I understand you transformed one of your warehouses into the Virtual Venue. Talk to us about the process of this and the kit and people that are available to use.
Fortunately for us at Pytch, I own the industrial estate that we’re built on. That’s 6 warehouses - Pytch currently occupies two and one was available. So I used one of my existing properties and completely gutted and refurbished it. We did up the office space, toilets, power, tech - everything and we fitted it out as a dedicated, almost purpose-built, studio for the Virtual Venue.
In terms of equipment in that space, we use the very best of live events technology: a curved video wall, broadcast camera gear, a mixture of intelligent LED and tungsten lighting, vision mixers, media servers, vision control, gigabit internet connections - a lot of high-end tech from live events was put into this space. We’ve also incorporated extensive catering and hospitality services so that when people come they have a really positive all-round experience. We’re trying to replicate the experience of a 5-star hotel or a first-class flight when you come to the Virtual Venue.

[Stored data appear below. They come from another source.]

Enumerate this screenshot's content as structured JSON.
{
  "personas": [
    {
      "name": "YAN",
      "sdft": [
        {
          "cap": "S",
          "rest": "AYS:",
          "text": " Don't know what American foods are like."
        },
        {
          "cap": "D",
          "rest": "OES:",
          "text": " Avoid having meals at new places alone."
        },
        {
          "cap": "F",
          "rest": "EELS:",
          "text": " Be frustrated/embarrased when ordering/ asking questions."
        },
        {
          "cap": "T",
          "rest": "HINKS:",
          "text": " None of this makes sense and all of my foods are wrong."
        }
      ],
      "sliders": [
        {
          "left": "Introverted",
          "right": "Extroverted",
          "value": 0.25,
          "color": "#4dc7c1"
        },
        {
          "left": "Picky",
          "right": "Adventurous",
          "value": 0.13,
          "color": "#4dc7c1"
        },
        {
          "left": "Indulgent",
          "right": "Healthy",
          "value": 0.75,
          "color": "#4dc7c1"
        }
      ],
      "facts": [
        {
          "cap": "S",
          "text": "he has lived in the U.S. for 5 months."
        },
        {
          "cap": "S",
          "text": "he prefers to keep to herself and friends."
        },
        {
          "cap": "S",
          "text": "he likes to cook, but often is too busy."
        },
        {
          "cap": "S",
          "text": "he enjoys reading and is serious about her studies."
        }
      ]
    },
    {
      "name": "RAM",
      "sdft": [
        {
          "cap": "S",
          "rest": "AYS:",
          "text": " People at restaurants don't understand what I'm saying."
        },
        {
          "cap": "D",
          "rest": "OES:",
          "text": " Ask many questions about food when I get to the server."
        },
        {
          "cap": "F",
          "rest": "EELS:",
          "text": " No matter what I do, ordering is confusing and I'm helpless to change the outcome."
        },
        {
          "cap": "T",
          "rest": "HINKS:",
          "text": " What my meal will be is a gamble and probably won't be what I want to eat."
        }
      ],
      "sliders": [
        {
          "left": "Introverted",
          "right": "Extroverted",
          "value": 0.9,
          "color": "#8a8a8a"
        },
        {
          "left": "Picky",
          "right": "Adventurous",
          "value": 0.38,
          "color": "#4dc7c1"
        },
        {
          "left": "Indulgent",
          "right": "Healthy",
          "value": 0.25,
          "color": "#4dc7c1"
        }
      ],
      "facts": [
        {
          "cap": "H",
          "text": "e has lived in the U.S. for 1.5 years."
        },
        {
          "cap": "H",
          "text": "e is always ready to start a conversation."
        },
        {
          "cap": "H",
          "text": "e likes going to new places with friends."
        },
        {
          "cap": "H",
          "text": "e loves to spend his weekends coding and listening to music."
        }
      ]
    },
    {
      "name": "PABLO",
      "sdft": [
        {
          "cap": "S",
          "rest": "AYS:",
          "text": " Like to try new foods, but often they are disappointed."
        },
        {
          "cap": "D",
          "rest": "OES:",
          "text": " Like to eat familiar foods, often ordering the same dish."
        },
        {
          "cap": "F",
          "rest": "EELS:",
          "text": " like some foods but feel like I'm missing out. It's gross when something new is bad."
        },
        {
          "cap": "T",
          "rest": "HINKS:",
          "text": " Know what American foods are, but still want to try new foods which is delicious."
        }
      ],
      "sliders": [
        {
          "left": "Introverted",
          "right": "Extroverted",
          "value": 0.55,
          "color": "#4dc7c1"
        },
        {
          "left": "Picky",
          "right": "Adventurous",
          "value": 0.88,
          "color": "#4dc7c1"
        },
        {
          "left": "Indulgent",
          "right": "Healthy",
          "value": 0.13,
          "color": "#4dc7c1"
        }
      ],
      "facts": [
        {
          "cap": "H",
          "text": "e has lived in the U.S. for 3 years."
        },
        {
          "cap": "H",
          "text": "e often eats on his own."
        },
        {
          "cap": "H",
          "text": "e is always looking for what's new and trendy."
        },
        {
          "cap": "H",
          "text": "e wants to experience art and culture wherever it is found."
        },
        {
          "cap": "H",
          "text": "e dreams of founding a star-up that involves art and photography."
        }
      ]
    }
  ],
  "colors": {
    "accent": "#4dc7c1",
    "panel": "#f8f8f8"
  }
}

How do you track the kit that you’re using at the Virtual Venue and how do you know what’s available for each client?
Stock control is critical for us as our business is very asset focussed. We need to know where things are, how long they’re there for, how the assets are performing individually. It’s vital data for us to run our company properly. So, that applies to the Virtual Venue. Within Current, we’ve made a job called ‘The Virtual Venue’ which is an open-ended rental, meaning it has no end date. All the equipment down to the last cable, LED screen and camera lens is listed in the Virtual Venue job and that job is indefinite, so when we’re speccing other jobs, we can see if there’s a shortage and see whether that kit is in the Virtual Venue or not.
There will hopefully be times in 2021 when we’re doing live events again and we need some of that equipment. In those cases, we’ll remove those items from the Virtual Venue opportunity and allocate them to the live opportunity and then back again to make sure we’re accurately stock controlling where everything is.
I know that a big passion of yours is to bring forward even more eco-friendly methods of working into the entertainment industry. How does the Virtual Venue reflect that?
When you look at the amazing work by people like Chris Thompson from Shambala Festival, he identified that most of the carbon emissions at live events are not from us but from the people coming to the events. Travel is one of the worst offenders from an environmental POV. The Virtual Venue allows us to make it so that audience members don’t need to travel - they can stay at home or in the office. Not only that, but it means we can expand our audience infinitely to many more people who aren’t able to travel and wouldn’t normally be able to attend these events. Not only are we producing fewer carbon emissions, but we’ve also got an infinitely larger audience.
In addition to that, we’re not transporting our equipment as it stays in situ, so again, fewer carbon emissions. Also, the space we’re working in is very environmentally friendly and low energy. We’ve insulated the roof of the Virtual Venue to a very high standard. We’re using air source heat pumps and most of the energy at Pytch HQ is from our 50 kW solar PV array. Lighting wise, we aim to use as much LED as we can, however, we are admittedly using tungsten lighting at the moment as well.
As we see more and more businesses moving their events online in 2020, the virtual world is becoming ever more prominent.
A huge thanks to Johnny for sharing his journey in creating the Virtual Venue and giving us all a deeper insight into his forecast for the world of live events.